U.S. buyer wants Leap, Battery Plus
Insolvent retailer Battery Plus Inc. may soon be getting recharged.
Steven Theobald

Winner International Corp., Pennsylvania-based maker of The Club, the car anti-theft device, is putting the finishing touches on a deal to purchase the Battery Plus chain, which was forced into bankruptcy protection in November.

Sources say the deal, believed to be worth about $5 million, also involves Toronto-based investment fund company Covington Capital Corp.

Plans also include the two partners buying another Toronto company, Leap Energy and Power Corp., a maker of rechargeable batteries.

Battery Plus employees, who have been eagerly awaiting news of their fate, were told of the Leap Energy connection on Friday by Leap president Brent Meikle, who engineered the transaction.

Before then, employees relied on a letter sent by Deloitte's lawyer asking for a court date to seek approval of a sale that was in final stages of negotiations.

The strategy is to keep the 60-odd Battery Plus stores open and operating under the same banner.

Deloitte & Touche, the interim receiver in charge of day-to-day operations since mid-November, had closed 22 locations it considered unprofitable, out of 85 corporate-owned stores. There are also three locations owned by franchisees.

Battery Plus is primarily mall-based and specializes in selling consumer electronics and batteries.

The proposed deal gives Leap Energy a much-needed vehicle to distribute and market its line of rechargeable nickel-metal-hydride batteries.

Sources say other parties that put in offers for Battery Plus include InterTAN Inc., which operates RadioShack Canada and Mr. Keys Ltd., which owns the Key Man Engravables chain and is owed $1 million in secured credit by Battery Plus.

A hearing is being set for next month in Ontario Superior Court to seek approval of the sale.

Battery Plus founder Antoine Chahine Badr, who lost control of the company when Laurentian Bank of Canada called in more than $6 million in loans, is attempting to block any sale.
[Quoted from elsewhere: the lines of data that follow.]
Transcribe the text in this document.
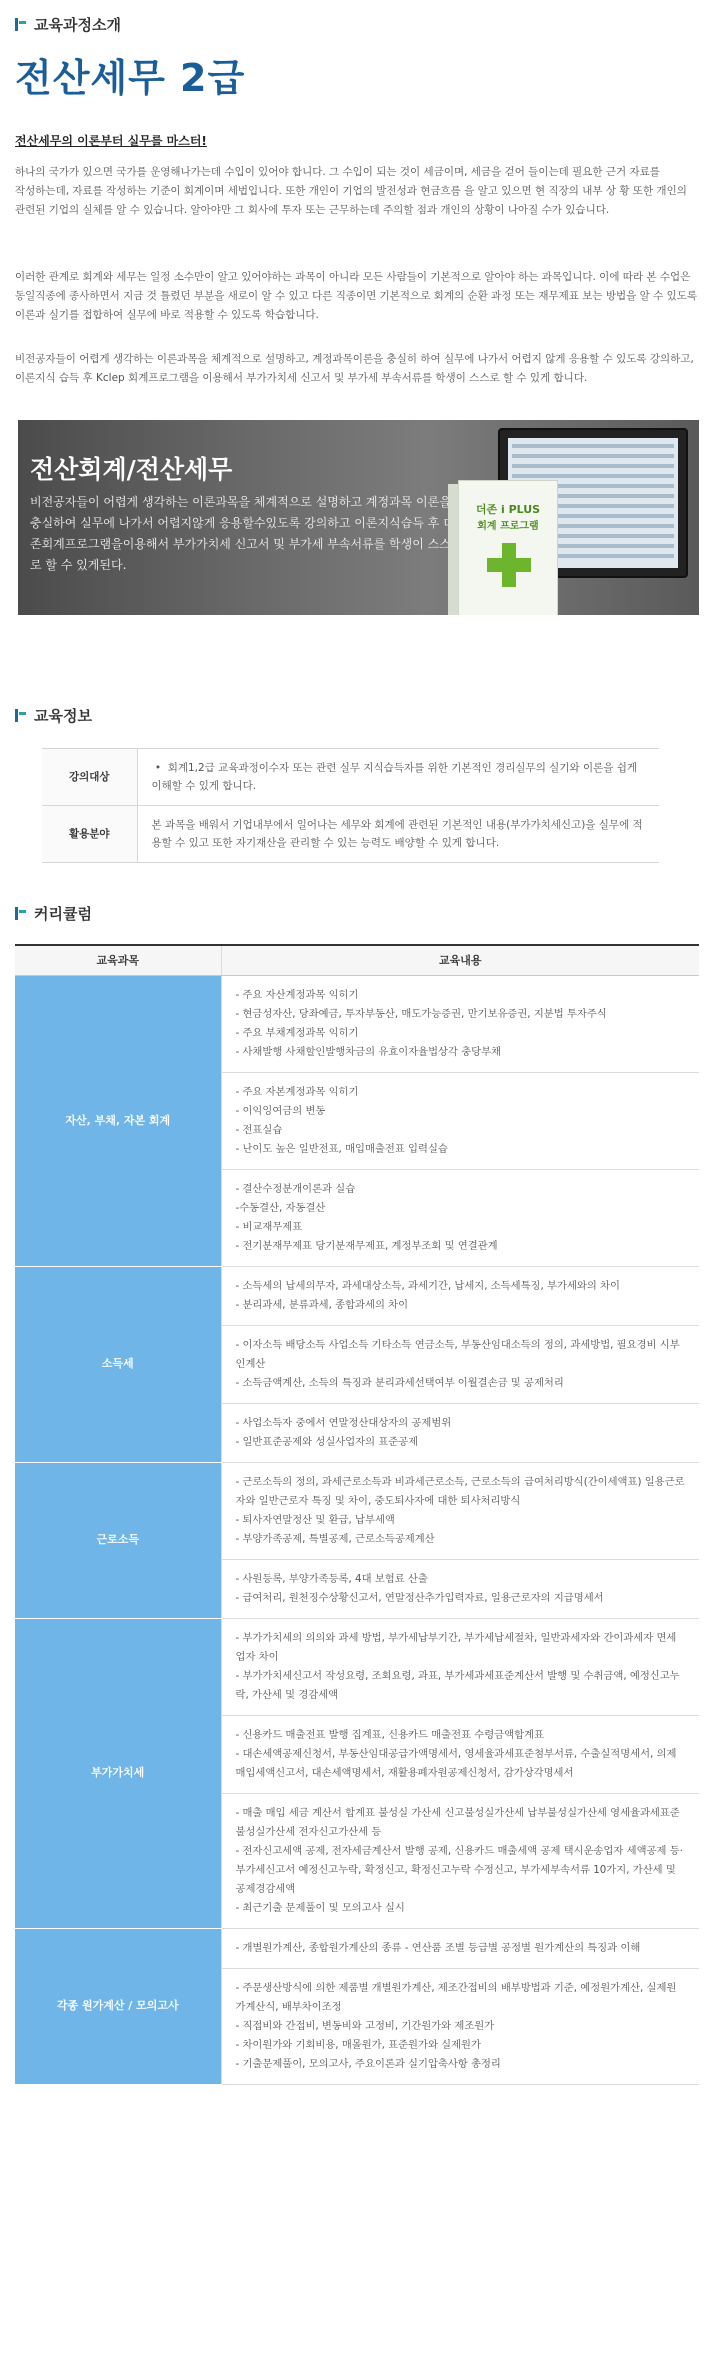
교육과정소개
전산세무 2급
전산세무의 이론부터 실무를 마스터!
하나의 국가가 있으면 국가를 운영해나가는데 수입이 있어야 합니다. 그 수입이 되는 것이 세금이며, 세금을 걷어 들이는데 필요한 근거 자료를 작성하는데, 자료를 작성하는 기준이 회계이며 세법입니다. 또한 개인이 기업의 발전성과 현금흐름 을 알고 있으면 현 직장의 내부 상 황 또한 개인의 관련된 기업의 실체를 알 수 있습니다. 알아야만 그 회사에 투자 또는 근무하는데 주의할 점과 개인의 상황이 나아질 수가 있습니다.
이러한 관계로 회계와 세무는 일정 소수만이 알고 있어야하는 과목이 아니라 모든 사람들이 기본적으로 알아야 하는 과목입니다. 이에 따라 본 수업은 동일직종에 종사하면서 지금 것 틀렸던 부분을 새로이 알 수 있고 다른 직종이면 기본적으로 회계의 순환 과정 또는 재무제표 보는 방법을 알 수 있도록 이론과 실기를 접합하여 실무에 바로 적용할 수 있도록 학습합니다.
비전공자들이 어렵게 생각하는 이론과목을 체계적으로 설명하고, 계정과목이론을 충실히 하여 실무에 나가서 어렵지 않게 응용할 수 있도록 강의하고, 이론지식 습득 후 Kclep 회계프로그램을 이용해서 부가가치세 신고서 및 부가세 부속서류를 학생이 스스로 할 수 있게 합니다.
전산회계/전산세무
비전공자들이 어렵게 생각하는 이론과목을 체계적으로 설명하고 계정과목 이론을 충실하여 실무에 나가서 어렵지않게 응용할수있도록 강의하고 이론지식습득 후 더존회계프로그램을이용해서 부가가치세 신고서 및 부가세 부속서류를 학생이 스스로 할 수 있게된다.
더존 i PLUS
회계 프로그램
교육정보
강의대상	•  회계1,2급 교육과정이수자 또는 관련 실무 지식습득자를 위한 기본적인 경리실무의 실기와 이론을 쉽게 이해할 수 있게 합니다.
활용분야	본 과목을 배워서 기업내부에서 일어나는 세무와 회계에 관련된 기본적인 내용(부가가치세신고)을 실무에 적용할 수 있고 또한 자기재산을 관리할 수 있는 능력도 배양할 수 있게 합니다.
커리큘럼
교육과목	교육내용
자산, 부채, 자본 회계	- 주요 자산계정과목 익히기
- 현금성자산, 당좌예금, 투자부동산, 매도가능증권, 만기보유증권, 지분법 투자주식
- 주요 부채계정과목 익히기
- 사채발행 사채할인발행차금의 유효이자율법상각 충당부채

	- 주요 자본계정과목 익히기
- 이익잉여금의 변동
- 전표실습
- 난이도 높은 일반전표, 매입매출전표 입력실습

	- 결산수정분개이론과 실습
-수동결산, 자동결산
- 비교재무제표
- 전기분재무제표 당기분재무제표, 계정부조회 및 연결관계

소득세	- 소득세의 납세의무자, 과세대상소득, 과세기간, 납세지, 소득세특징, 부가세와의 차이
- 분리과세, 분류과세, 종합과세의 차이

	- 이자소득 배당소득 사업소득 기타소득 연금소득, 부동산임대소득의 정의, 과세방법, 필요경비 시부인계산
- 소득금액계산, 소득의 특징과 분리과세선택여부 이월결손금 및 공제처리

	- 사업소득자 중에서 연말정산대상자의 공제범위
- 일반표준공제와 성실사업자의 표준공제

근로소득	- 근로소득의 정의, 과세근로소득과 비과세근로소득, 근로소득의 급여처리방식(간이세액표) 일용근로자와 일반근로자 특징 및 차이, 중도퇴사자에 대한 퇴사처리방식
- 퇴사자연말정산 및 환급, 납부세액
- 부양가족공제, 특별공제, 근로소득공제계산

	- 사원등록, 부양가족등록, 4대 보험료 산출
- 급여처리, 원천징수상황신고서, 연말정산추가입력자료, 일용근로자의 지급명세서

부가가치세	- 부가가치세의 의의와 과세 방법, 부가세납부기간, 부가세납세절차, 일반과세자와 간이과세자 면세업자 차이
- 부가가치세신고서 작성요령, 조회요령, 과표, 부가세과세표준계산서 발행 및 수취금액, 예정신고누락, 가산세 및 경감세액

	- 신용카드 매출전표 발행 집계표, 신용카드 매출전표 수령금액합계표
- 대손세액공제신청서, 부동산임대공급가액명세서, 영세율과세표준첨부서류, 수출실적명세서, 의제매입세액신고서, 대손세액명세서, 재활용폐자원공제신청서, 감가상각명세서

	- 매출 매입 세금 계산서 합계표 불성실 가산세 신고불성실가산세 납부불성실가산세 영세율과세표준 불성실가산세 전자신고가산세 등
- 전자신고세액 공제, 전자세금계산서 발행 공제, 신용카드 매출세액 공제 택시운송업자 세액공제 등· 부가세신고서 예정신고누락, 확정신고, 확정신고누락 수정신고, 부가세부속서류 10가지, 가산세 및 공제경감세액
- 최근기출 문제풀이 및 모의고사 실시

각종 원가계산 / 모의고사	- 개별원가계산, 종합원가계산의 종류 - 연산품 조별 등급별 공정별 원가계산의 특징과 이해

	- 주문생산방식에 의한 제품별 개별원가계산, 제조간접비의 배부방법과 기준, 예정원가계산, 실제원가계산식, 배부차이조정
- 직접비와 간접비, 변동비와 고정비, 기간원가와 제조원가
- 차이원가와 기회비용, 매몰원가, 표준원가와 실제원가
- 기출문제풀이, 모의고사, 주요이론과 실기압축사항 총정리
In court documents supporting the motion to put Battery Plus into receivership, Laurentian claimed Badr violated loan terms and redirected funds improperly to non-Laurentian accounts.

The bank also alleges that Badr failed to find a white-knight investor despite more than a year of searching.

Under Badr's control, disgruntled suppliers were only shipping goods on a cash-on-delivery basis. Laurentian cited the fact Polaroid Canada had already initiated a legal challenge for unpaid bills.

As a result, inventory levels were so depleted that the peak holiday season couldn't have saved Battery Plus, the bank concluded.

In response, Chahine denies allegations of wrongdoing and is seeking to sue Laurentian, claiming it acted in bad faith and failed to provide promised financing.

Badr also wants the courts to remove Deloitte as interim receiver for failing to act impartially.

"I will not stand idly by and lose everything I have built and see my business associates, my friends and my family victimized," Badr said in a statement released last week.

Battery Plus, founded in 1992, lost $438,205 on sales of $24 million for the 12 months ended June 30. That compares with a profit of $1.23 million on sales of $25.3 million a year earlier.

The offer from Winner and Covington doesn't include the Mississauga head office that is valued at $2.8 million but is heavily mortgaged.

Before appointing Deloitte as interim receiver, the court heard evidence suggesting Battery Plus started running out of money because of over-aggressive expansion, including a $500,000 start-up cost for its Web site.

As well, it spent $2.4 million on a new computer system.

Ontario Superior Court will try to sort through all the legal challenges and arguments in a couple of weeks.